First word out of Paulson's mouth had to start with S and end with it.
S&P Lowers Some Fannie,
Freddie Securities Ratings
August 11, 2008 5:13 p.m.
The ratings agency cut ratings on preferred stock and subordinated debt for both companies to A minus from AA minus. It left their senior debt ratings at AAA.
The AAA rating reflects the belief that the U.S. government would have to back the senior debt of the two mortgage companies in a crisis. But there is less assurance that the government would protect holders of preferred stock and subordinated debt. The companies' new regulator "has receivership powers that would place the non-senior creditors … at a greater risk of nonpayment," S&P said, adding that this applies especially to dividend payments on preferred stock.
Fannie and Freddie were chartered by Congress to assure a steady flow of money for home mortgages. As defaults on home mortgages soar, they have recorded combined losses of about $14 billion over the past four quarters.
The downgrades will put "negative pressure" on any new issues of preferred by the companies, Federal Financial Analytics Inc., a Washington research firm, said in a report.

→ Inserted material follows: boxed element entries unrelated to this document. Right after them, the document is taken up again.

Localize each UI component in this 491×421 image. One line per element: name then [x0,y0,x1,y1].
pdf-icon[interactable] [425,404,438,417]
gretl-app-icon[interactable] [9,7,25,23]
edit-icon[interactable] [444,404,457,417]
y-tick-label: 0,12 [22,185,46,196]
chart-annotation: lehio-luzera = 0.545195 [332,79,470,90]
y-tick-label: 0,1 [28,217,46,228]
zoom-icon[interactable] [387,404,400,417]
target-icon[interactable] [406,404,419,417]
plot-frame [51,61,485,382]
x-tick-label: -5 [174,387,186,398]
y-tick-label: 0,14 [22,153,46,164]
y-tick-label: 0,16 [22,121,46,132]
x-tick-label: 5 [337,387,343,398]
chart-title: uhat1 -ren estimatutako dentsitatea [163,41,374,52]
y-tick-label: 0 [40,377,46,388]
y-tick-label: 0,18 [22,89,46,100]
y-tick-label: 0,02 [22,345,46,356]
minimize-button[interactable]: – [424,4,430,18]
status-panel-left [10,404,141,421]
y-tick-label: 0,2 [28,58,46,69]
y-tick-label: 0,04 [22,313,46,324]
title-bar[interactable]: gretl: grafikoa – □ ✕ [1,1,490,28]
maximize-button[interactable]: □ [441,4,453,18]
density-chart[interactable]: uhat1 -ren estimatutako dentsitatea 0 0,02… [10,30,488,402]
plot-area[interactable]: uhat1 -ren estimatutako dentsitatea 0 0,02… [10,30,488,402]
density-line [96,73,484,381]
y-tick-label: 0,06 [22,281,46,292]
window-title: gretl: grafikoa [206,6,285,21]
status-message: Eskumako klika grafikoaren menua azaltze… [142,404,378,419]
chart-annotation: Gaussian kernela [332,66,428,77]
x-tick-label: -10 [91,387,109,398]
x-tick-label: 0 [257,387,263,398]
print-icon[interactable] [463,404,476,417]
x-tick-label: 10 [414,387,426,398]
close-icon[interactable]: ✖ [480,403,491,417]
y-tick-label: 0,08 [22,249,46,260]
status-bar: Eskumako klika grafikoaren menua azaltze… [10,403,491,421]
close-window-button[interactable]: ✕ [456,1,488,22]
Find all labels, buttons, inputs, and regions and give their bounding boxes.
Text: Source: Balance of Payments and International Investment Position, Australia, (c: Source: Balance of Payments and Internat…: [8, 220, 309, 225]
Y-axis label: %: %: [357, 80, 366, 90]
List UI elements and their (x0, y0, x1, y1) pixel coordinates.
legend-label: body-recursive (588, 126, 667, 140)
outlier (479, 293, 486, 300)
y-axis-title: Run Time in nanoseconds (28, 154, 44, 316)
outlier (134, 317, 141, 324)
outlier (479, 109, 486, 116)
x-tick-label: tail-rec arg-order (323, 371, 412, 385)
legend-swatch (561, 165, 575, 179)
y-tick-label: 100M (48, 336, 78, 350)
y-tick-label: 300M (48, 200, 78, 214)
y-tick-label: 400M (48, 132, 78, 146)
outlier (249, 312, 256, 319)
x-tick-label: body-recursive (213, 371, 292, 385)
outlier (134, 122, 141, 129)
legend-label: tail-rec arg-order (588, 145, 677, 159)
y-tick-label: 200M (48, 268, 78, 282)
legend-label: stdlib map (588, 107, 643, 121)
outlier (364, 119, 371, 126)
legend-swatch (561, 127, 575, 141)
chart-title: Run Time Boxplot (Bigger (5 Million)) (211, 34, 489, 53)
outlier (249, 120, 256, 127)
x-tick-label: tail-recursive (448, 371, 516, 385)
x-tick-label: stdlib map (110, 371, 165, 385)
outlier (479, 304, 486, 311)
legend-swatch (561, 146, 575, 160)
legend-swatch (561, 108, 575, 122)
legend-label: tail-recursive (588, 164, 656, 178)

The firm said that banks outside the U.S. that already hold the affected securities will have to adjust their risk-based capital holdings as a result of the downgrades.
Freddie has said it plans to raise at least $5.5 billion of capital, likely through offerings of common and preferred stock, but is waiting for market conditions to improve. Fannie raised $7.4 billion through common and preferred offerings in May but said last week that it may need to raise more capital eventually.
S&P cited an "uncertain appetite" for Freddie's preferred stock as a concern.
On the New York Stock Exchange Monday, Freddie shares fell to 5.1% to $5.60. Fannie was down 7.2%% to $8.40.